The Daily Gamecock

Bull riding tour charges city

National division takes Colonial Life Arena Saturday

While Zac Brown Band fans were snug in their beds after a long night of singing and dancing, Colonial Life Arena was being prepared for another country culture event.

With the help of 32 dump trucks full of dirt, over 38,000 pounds of steel and plenty of man-power, the arena was turned into a large corral complete with pens stocked with 45 of the toughest bulls in the country.

The Professional Bull Riding Touring Pro made its stop Saturday night, welcomed by a surprisingly large crowd that was anxious to see cowboys thrown to the dirt, bulls charging and Funny-Man Shawn Thompson acting a fool.

The PBR Tour Pro division is the minor league baseball of bull riding. The highest level of riding is done with the Built Ford Tough tour, which is made up of the best riders and bulls in the country. The cowboys riding Saturday were trying to qualify to break into the big league — but just because they aren’t at the highest level yet doesn’t mean they’re not tougher than nails.

“I guess the worst injury I’ve ever had is when a bull stepped on my head and cracked my skull,” recounted cowboy Cody Campbell. “I was back after about six weeks, but they made me wear one of those helmets. I hated it.”

Campbell also added nonchalantly that he no longer sports a helmet, but does wear a mouth guard. He said it “don’t always keep the bulls from kicking the riders’ teeth out”.

For any of you that are more worried about the treatment of the bulls than the riders don’t let it keep you up at night. The cowboys, rodeo producers and stock companies take more pride in the condition of their animals than they do themselves. The livestock are viewed and cared for as professional athletes and they know how to play their part in the big show.

The bulls did play that part Saturday night with many bucking and colliding into the chutes before the gates opened with the rider tied down tightly on their backs. After throwing each cowboy many of the muscly animals pranced and threw their heads, chasing the rodeo clowns and charging at the roper causing his roan gelding to baulk and roll its eyes.

Not a single cowboy managed to ride a bull to the eight-second buzzer for a qualifying ride until Elliott Jacoby managed to stay on 2,000 pound Calico Jack in the third flight.

Between flights the aforementioned Funny-Man Shawn Thompson interacted with the audience and cracked jokes about wives and Walmart that appealed to the southern crowd that would be just as likely to be found at a NASCAR race. Thompson continued his stint by throwing a slightly unwilling blonde woman in a belly shirt over his shoulder and proclaiming in a Larry the Cable Guy accent, “What can I say? She makes me feel like Tiger Woods!”

After the end of the last flight only three riders had stayed on their bucking, snorting bulls for eight seconds, propelling them into the top of the final “short round.” The final seven spots were filled by cowboys who had stayed on the longest, even though they didn’t make it to the buzzer.

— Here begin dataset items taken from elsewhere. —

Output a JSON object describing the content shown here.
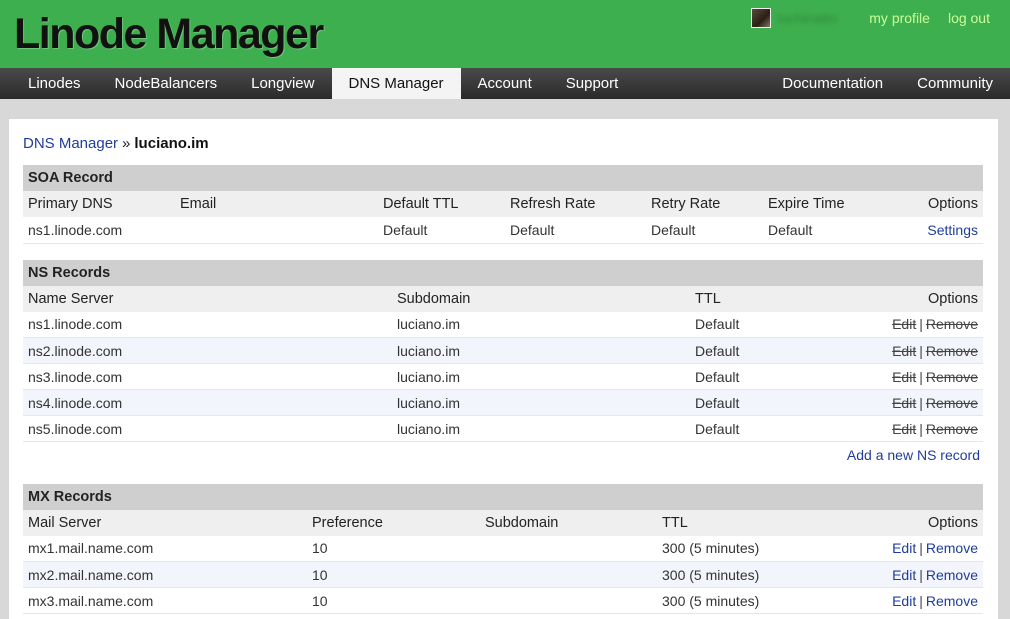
{
  "header": {
    "logo": "Linode Manager",
    "username": "luchinatto",
    "my_profile": "my profile",
    "log_out": "log out"
  },
  "nav": {
    "left": [
      "Linodes",
      "NodeBalancers",
      "Longview",
      "DNS Manager",
      "Account",
      "Support"
    ],
    "right": [
      "Documentation",
      "Community"
    ],
    "active": "DNS Manager"
  },
  "breadcrumb": {
    "parent": "DNS Manager",
    "separator": "»",
    "current": "luciano.im"
  },
  "soa": {
    "title": "SOA Record",
    "columns": [
      "Primary DNS",
      "Email",
      "Default TTL",
      "Refresh Rate",
      "Retry Rate",
      "Expire Time",
      "Options"
    ],
    "row": {
      "primary_dns": "ns1.linode.com",
      "email": "",
      "default_ttl": "Default",
      "refresh_rate": "Default",
      "retry_rate": "Default",
      "expire_time": "Default",
      "option": "Settings"
    }
  },
  "ns": {
    "title": "NS Records",
    "columns": [
      "Name Server",
      "Subdomain",
      "TTL",
      "Options"
    ],
    "rows": [
      {
        "server": "ns1.linode.com",
        "subdomain": "luciano.im",
        "ttl": "Default"
      },
      {
        "server": "ns2.linode.com",
        "subdomain": "luciano.im",
        "ttl": "Default"
      },
      {
        "server": "ns3.linode.com",
        "subdomain": "luciano.im",
        "ttl": "Default"
      },
      {
        "server": "ns4.linode.com",
        "subdomain": "luciano.im",
        "ttl": "Default"
      },
      {
        "server": "ns5.linode.com",
        "subdomain": "luciano.im",
        "ttl": "Default"
      }
    ],
    "edit": "Edit",
    "remove": "Remove",
    "sep": "|",
    "add": "Add a new NS record"
  },
  "mx": {
    "title": "MX Records",
    "columns": [
      "Mail Server",
      "Preference",
      "Subdomain",
      "TTL",
      "Options"
    ],
    "rows": [
      {
        "server": "mx1.mail.name.com",
        "preference": "10",
        "subdomain": "",
        "ttl": "300 (5 minutes)"
      },
      {
        "server": "mx2.mail.name.com",
        "preference": "10",
        "subdomain": "",
        "ttl": "300 (5 minutes)"
      },
      {
        "server": "mx3.mail.name.com",
        "preference": "10",
        "subdomain": "",
        "ttl": "300 (5 minutes)"
      }
    ],
    "edit": "Edit",
    "remove": "Remove",
    "sep": "|"
  },
  "colors": {
    "header_green": "#3eaf4e",
    "link_blue": "#1f3d9c",
    "nav_dark": "#333333"
  }
}
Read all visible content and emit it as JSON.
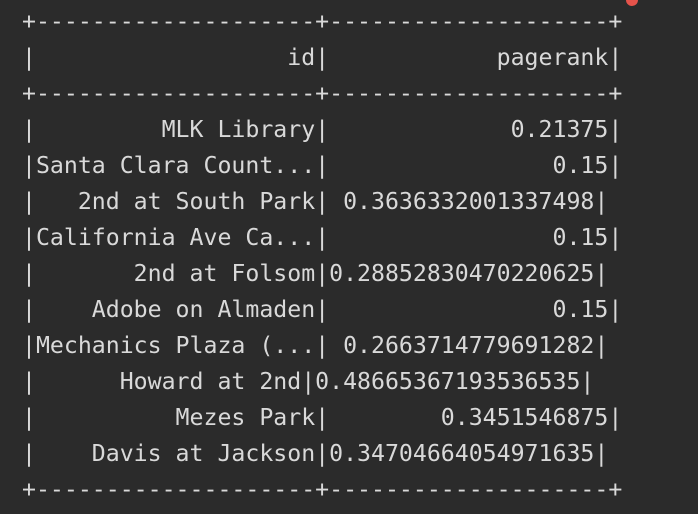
{
  "table": {
    "border": "+--------------------+--------------------+",
    "header": "|                  id|            pagerank|",
    "rows": [
      "|         MLK Library|             0.21375|",
      "|Santa Clara Count...|                0.15|",
      "|   2nd at South Park| 0.3636332001337498|",
      "|California Ave Ca...|                0.15|",
      "|       2nd at Folsom|0.28852830470220625|",
      "|    Adobe on Almaden|                0.15|",
      "|Mechanics Plaza (...| 0.2663714779691282|",
      "|      Howard at 2nd|0.48665367193536535|",
      "|          Mezes Park|        0.3451546875|",
      "|    Davis at Jackson|0.34704664054971635|"
    ]
  },
  "colors": {
    "background": "#2b2b2b",
    "text": "#d9d9d9",
    "indicator": "#e5534b"
  }
}
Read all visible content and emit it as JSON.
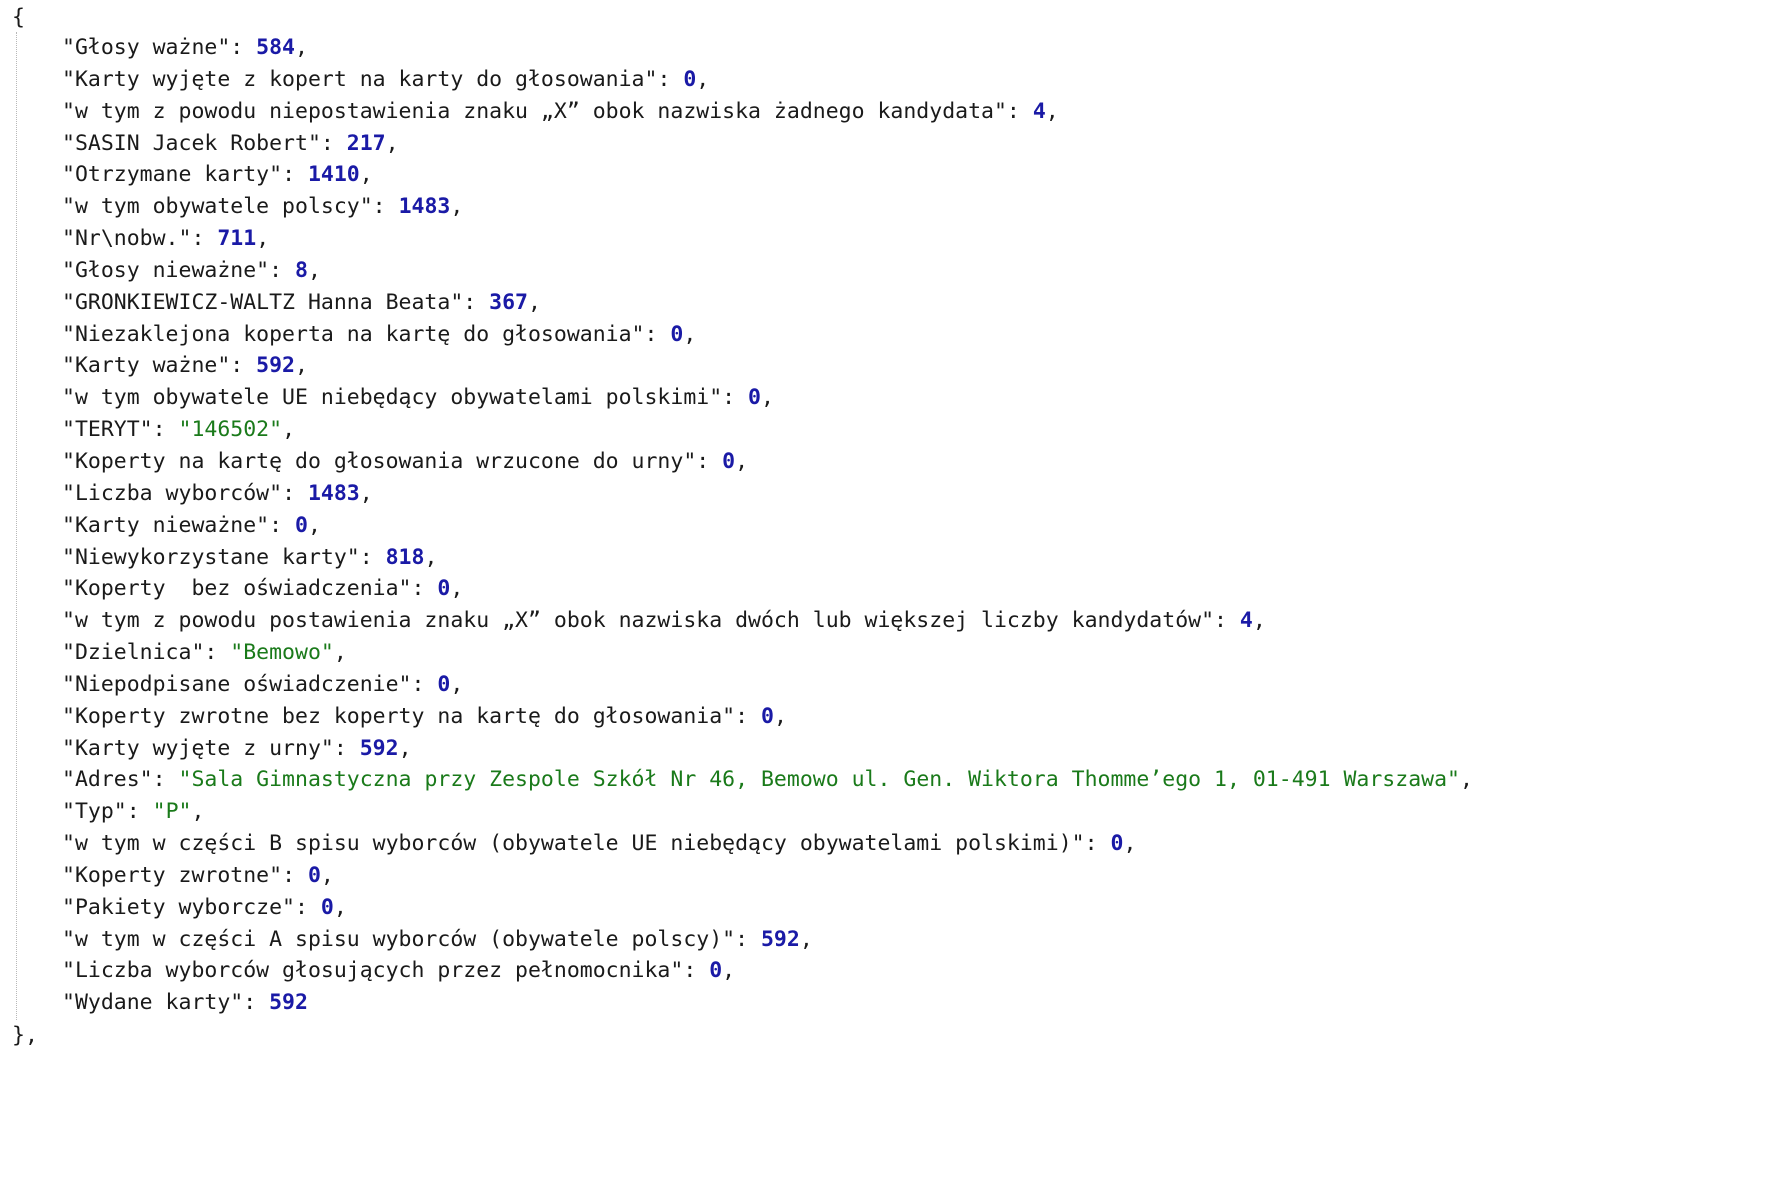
{
  "open_brace": "{",
  "close_brace": "},",
  "entries": [
    {
      "key": "\"Głosy ważne\"",
      "sep": ": ",
      "value": "584",
      "type": "num",
      "comma": ","
    },
    {
      "key": "\"Karty wyjęte z kopert na karty do głosowania\"",
      "sep": ": ",
      "value": "0",
      "type": "num",
      "comma": ","
    },
    {
      "key": "\"w tym z powodu niepostawienia znaku „X” obok nazwiska żadnego kandydata\"",
      "sep": ": ",
      "value": "4",
      "type": "num",
      "comma": ","
    },
    {
      "key": "\"SASIN Jacek Robert\"",
      "sep": ": ",
      "value": "217",
      "type": "num",
      "comma": ","
    },
    {
      "key": "\"Otrzymane karty\"",
      "sep": ": ",
      "value": "1410",
      "type": "num",
      "comma": ","
    },
    {
      "key": "\"w tym obywatele polscy\"",
      "sep": ": ",
      "value": "1483",
      "type": "num",
      "comma": ","
    },
    {
      "key": "\"Nr\\nobw.\"",
      "sep": ": ",
      "value": "711",
      "type": "num",
      "comma": ","
    },
    {
      "key": "\"Głosy nieważne\"",
      "sep": ": ",
      "value": "8",
      "type": "num",
      "comma": ","
    },
    {
      "key": "\"GRONKIEWICZ-WALTZ Hanna Beata\"",
      "sep": ": ",
      "value": "367",
      "type": "num",
      "comma": ","
    },
    {
      "key": "\"Niezaklejona koperta na kartę do głosowania\"",
      "sep": ": ",
      "value": "0",
      "type": "num",
      "comma": ","
    },
    {
      "key": "\"Karty ważne\"",
      "sep": ": ",
      "value": "592",
      "type": "num",
      "comma": ","
    },
    {
      "key": "\"w tym obywatele UE niebędący obywatelami polskimi\"",
      "sep": ": ",
      "value": "0",
      "type": "num",
      "comma": ","
    },
    {
      "key": "\"TERYT\"",
      "sep": ": ",
      "value": "\"146502\"",
      "type": "str",
      "comma": ","
    },
    {
      "key": "\"Koperty na kartę do głosowania wrzucone do urny\"",
      "sep": ": ",
      "value": "0",
      "type": "num",
      "comma": ","
    },
    {
      "key": "\"Liczba wyborców\"",
      "sep": ": ",
      "value": "1483",
      "type": "num",
      "comma": ","
    },
    {
      "key": "\"Karty nieważne\"",
      "sep": ": ",
      "value": "0",
      "type": "num",
      "comma": ","
    },
    {
      "key": "\"Niewykorzystane karty\"",
      "sep": ": ",
      "value": "818",
      "type": "num",
      "comma": ","
    },
    {
      "key": "\"Koperty  bez oświadczenia\"",
      "sep": ": ",
      "value": "0",
      "type": "num",
      "comma": ","
    },
    {
      "key": "\"w tym z powodu postawienia znaku „X” obok nazwiska dwóch lub większej liczby kandydatów\"",
      "sep": ": ",
      "value": "4",
      "type": "num",
      "comma": ","
    },
    {
      "key": "\"Dzielnica\"",
      "sep": ": ",
      "value": "\"Bemowo\"",
      "type": "str",
      "comma": ","
    },
    {
      "key": "\"Niepodpisane oświadczenie\"",
      "sep": ": ",
      "value": "0",
      "type": "num",
      "comma": ","
    },
    {
      "key": "\"Koperty zwrotne bez koperty na kartę do głosowania\"",
      "sep": ": ",
      "value": "0",
      "type": "num",
      "comma": ","
    },
    {
      "key": "\"Karty wyjęte z urny\"",
      "sep": ": ",
      "value": "592",
      "type": "num",
      "comma": ","
    },
    {
      "key": "\"Adres\"",
      "sep": ": ",
      "value": "\"Sala Gimnastyczna przy Zespole Szkół Nr 46, Bemowo ul. Gen. Wiktora Thomme’ego 1, 01-491 Warszawa\"",
      "type": "str",
      "comma": ","
    },
    {
      "key": "\"Typ\"",
      "sep": ": ",
      "value": "\"P\"",
      "type": "str",
      "comma": ","
    },
    {
      "key": "\"w tym w części B spisu wyborców (obywatele UE niebędący obywatelami polskimi)\"",
      "sep": ": ",
      "value": "0",
      "type": "num",
      "comma": ","
    },
    {
      "key": "\"Koperty zwrotne\"",
      "sep": ": ",
      "value": "0",
      "type": "num",
      "comma": ","
    },
    {
      "key": "\"Pakiety wyborcze\"",
      "sep": ": ",
      "value": "0",
      "type": "num",
      "comma": ","
    },
    {
      "key": "\"w tym w części A spisu wyborców (obywatele polscy)\"",
      "sep": ": ",
      "value": "592",
      "type": "num",
      "comma": ","
    },
    {
      "key": "\"Liczba wyborców głosujących przez pełnomocnika\"",
      "sep": ": ",
      "value": "0",
      "type": "num",
      "comma": ","
    },
    {
      "key": "\"Wydane karty\"",
      "sep": ": ",
      "value": "592",
      "type": "num",
      "comma": ""
    }
  ]
}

In the end, Cody Martin took home the gold, followed by Jacoby — losing by only one point — and Lindomar Lino who finished in third.

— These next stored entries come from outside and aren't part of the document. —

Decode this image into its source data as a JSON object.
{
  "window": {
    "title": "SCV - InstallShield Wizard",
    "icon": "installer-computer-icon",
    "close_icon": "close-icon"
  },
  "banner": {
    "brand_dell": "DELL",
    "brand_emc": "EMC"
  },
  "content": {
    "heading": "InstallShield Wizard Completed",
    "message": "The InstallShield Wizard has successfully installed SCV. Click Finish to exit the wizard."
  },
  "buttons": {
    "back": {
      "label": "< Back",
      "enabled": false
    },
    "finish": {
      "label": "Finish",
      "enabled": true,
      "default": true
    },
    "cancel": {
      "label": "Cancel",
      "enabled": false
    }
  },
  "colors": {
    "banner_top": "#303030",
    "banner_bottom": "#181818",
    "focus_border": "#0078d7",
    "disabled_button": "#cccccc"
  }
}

“I wish I had done better, but I feel pretty good,” said Jacoby, who stands at 5 feet and 8 inches and weighs 140 pounds. “I had a pretty good ride and I’m not hurt, so that’s what I’m thanking God for.”

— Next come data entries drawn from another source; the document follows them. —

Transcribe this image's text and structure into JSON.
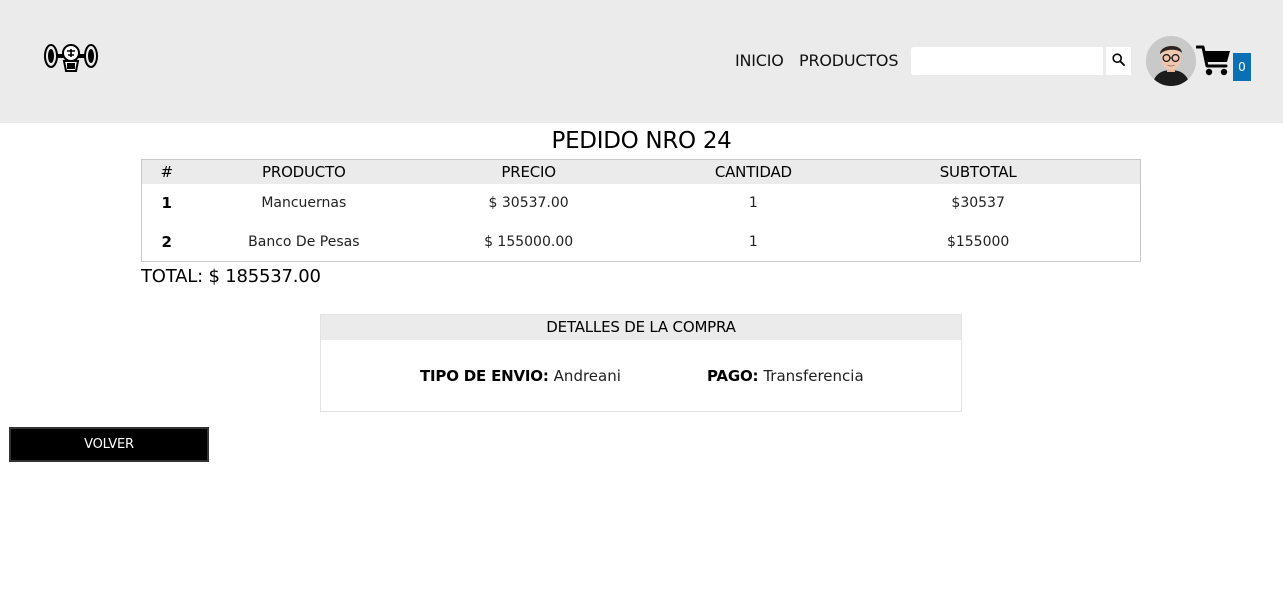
{
  "header": {
    "nav": {
      "inicio": "INICIO",
      "productos": "PRODUCTOS"
    },
    "search": {
      "value": "",
      "placeholder": ""
    },
    "cart_count": "0"
  },
  "order": {
    "title": "PEDIDO NRO 24",
    "columns": [
      "#",
      "PRODUCTO",
      "PRECIO",
      "CANTIDAD",
      "SUBTOTAL"
    ],
    "rows": [
      {
        "index": "1",
        "product": "Mancuernas",
        "price": "$ 30537.00",
        "quantity": "1",
        "subtotal": "$30537"
      },
      {
        "index": "2",
        "product": "Banco De Pesas",
        "price": "$ 155000.00",
        "quantity": "1",
        "subtotal": "$155000"
      }
    ],
    "total": "TOTAL: $ 185537.00"
  },
  "details": {
    "heading": "DETALLES DE LA COMPRA",
    "envio_label": "TIPO DE ENVIO:",
    "envio_value": "Andreani",
    "pago_label": "PAGO:",
    "pago_value": "Transferencia"
  },
  "back_button": "VOLVER",
  "icons": {
    "logo": "gym-dumbbell-logo",
    "search": "search-icon",
    "avatar": "user-avatar",
    "cart": "cart-icon"
  },
  "colors": {
    "header_bg": "#ebebeb",
    "badge_bg": "#0a6fb3",
    "button_bg": "#000000"
  }
}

It was a true cultural event with music blaring the redneck national anthem “Sweet Home Alabama,” kids clothed in chaps, hats and boots covered in glitter and in every legal hand a cold Bud Light. As far as the riders and seasoned rodeo producers went, the atmosphere couldn’t have been more friendly as they smoothly removed their cowboy hats in one hand, greeting patrons with the frequently and sincerely repeated drawling phrase, “It’s so nice to meet you, ma’am” as they toured the ring signing autographs.